Mały obrót. Mały zysk. Drobni przedsiębiorcy z Zabrza, podobnie jak Ci z innych śląskich miast, coraz częściej decydują się na zamknięcie interesu. – Ludzie wolą chodzić do supermarketów. Uważają, że tam są niższe ceny, że bardziej się opłaca. Nie zawsze do końca to jest prawda. Ale są przekonani, że taniej tam zrobią zakupy – wyjaśnia Aneta Dudzińska, Sklep Spożywczy w Zabrzu. Zakupy, które w takich miejscach robią naprawdę nieliczni. Najczęściej starsi i stali klienci. – Jest inna obsługa i mi się wydaje, że jest szybciej, bo w marketach są długie kolejki – oznajmia Mariusz Warzycha, mieszkaniec ul. 3 Maja w Zabrzu.
Tam, gdzie kolejek nie ma trzeba ciąć koszty. Zamiast zysków pojawiają się straty i długi. 722 tysiące złotych za zaległe czynsze. Tyle najemcy z Zabrza muszą oddać miastu. To pieniądze, które na pewno przydałby się w miejskiej kasie. – Możemy je przeznaczyć dla nas na istotne rzeczy. Jak na przykład remonty, bieżące utrzymanie. Teraz tym bardziej, że jest zima, intensywna zima więc można odśnieżać chodniki – informuje Dagmara Kowalska, UM w Zabrzu.

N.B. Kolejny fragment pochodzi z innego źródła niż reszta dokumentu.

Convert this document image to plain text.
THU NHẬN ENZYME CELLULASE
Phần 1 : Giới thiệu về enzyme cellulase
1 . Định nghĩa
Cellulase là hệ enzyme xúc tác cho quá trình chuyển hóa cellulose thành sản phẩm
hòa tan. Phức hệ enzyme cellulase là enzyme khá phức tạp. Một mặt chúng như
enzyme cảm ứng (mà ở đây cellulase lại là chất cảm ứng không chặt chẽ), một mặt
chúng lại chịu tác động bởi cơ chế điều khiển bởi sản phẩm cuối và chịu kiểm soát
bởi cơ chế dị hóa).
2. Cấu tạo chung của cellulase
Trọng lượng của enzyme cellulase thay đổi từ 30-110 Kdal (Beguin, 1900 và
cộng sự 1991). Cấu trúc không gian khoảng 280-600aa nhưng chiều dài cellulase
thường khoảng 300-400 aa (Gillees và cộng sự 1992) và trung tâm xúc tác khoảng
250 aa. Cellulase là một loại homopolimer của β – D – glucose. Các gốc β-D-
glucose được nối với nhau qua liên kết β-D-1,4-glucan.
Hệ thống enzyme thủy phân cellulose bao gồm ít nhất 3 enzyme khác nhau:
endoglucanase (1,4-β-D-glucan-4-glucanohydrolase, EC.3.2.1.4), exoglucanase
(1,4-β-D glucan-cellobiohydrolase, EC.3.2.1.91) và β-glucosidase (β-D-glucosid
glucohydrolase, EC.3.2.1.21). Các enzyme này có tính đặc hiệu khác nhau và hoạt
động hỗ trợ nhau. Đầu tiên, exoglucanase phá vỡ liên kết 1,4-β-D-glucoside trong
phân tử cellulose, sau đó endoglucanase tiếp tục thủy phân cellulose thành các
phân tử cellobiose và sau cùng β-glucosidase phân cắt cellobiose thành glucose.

Zdzisław Oleksiński sklep Wyposażenie Mieszkań w Zabrzu prowadzi od 30-tu lat. Płaci regularnie, ale jak mówi z roku na rok jest coraz trudniej. Mimo że wciąż wprowadza konkurencyjne ceny, klientów nie przybywa. Niższa cena jednak nie ma znaczenia dla tych, którzy na co dzień robią zakupy w hipermarketach. – Możemy sobie powybierać, wszystkiego dotknąć, pomacać jak to mówią – uważa Andrzej Głodkowski, klient hipermarketu.
Duża przestrzeń i duży wybór, dla tych mniejszych oznaczają jeszcze mniej. – W okolicy tu dopiero co zamknęli sklep niedaleko. Nie chcę mówić, też się już zastanawiałem czy zlikwidować. Na rogu trochę dalej też został zlikwidowany sklep – opowiada Zdzisław Oleksiński. I wciąż ich przy ulicy 3 Maja w Zabrzu ubywa. Jednak można by tego uniknąć. Jak mówi prezes Regionalnej Izby Gospodarczej w Katowicach, wiele zależy od samorządów, które powinny być dla handlowców bardziej przychylne. – W okresach kryzysowych trzeba z kolei odwrócić trochę sytuację. Trzeba tym firmom pomóc. Między innymi poprzez zwolnienie z czynszu na okres paru miesięcy, czy nawet roku – sugeruje Tadeusz Donocik.
Pytanie tylko, czy takie ulgi są w stanie uratować drobnych przedsiębiorców, czy też są wyłącznie grą na czas i sztucznym podtrzymywaniem małego handlu?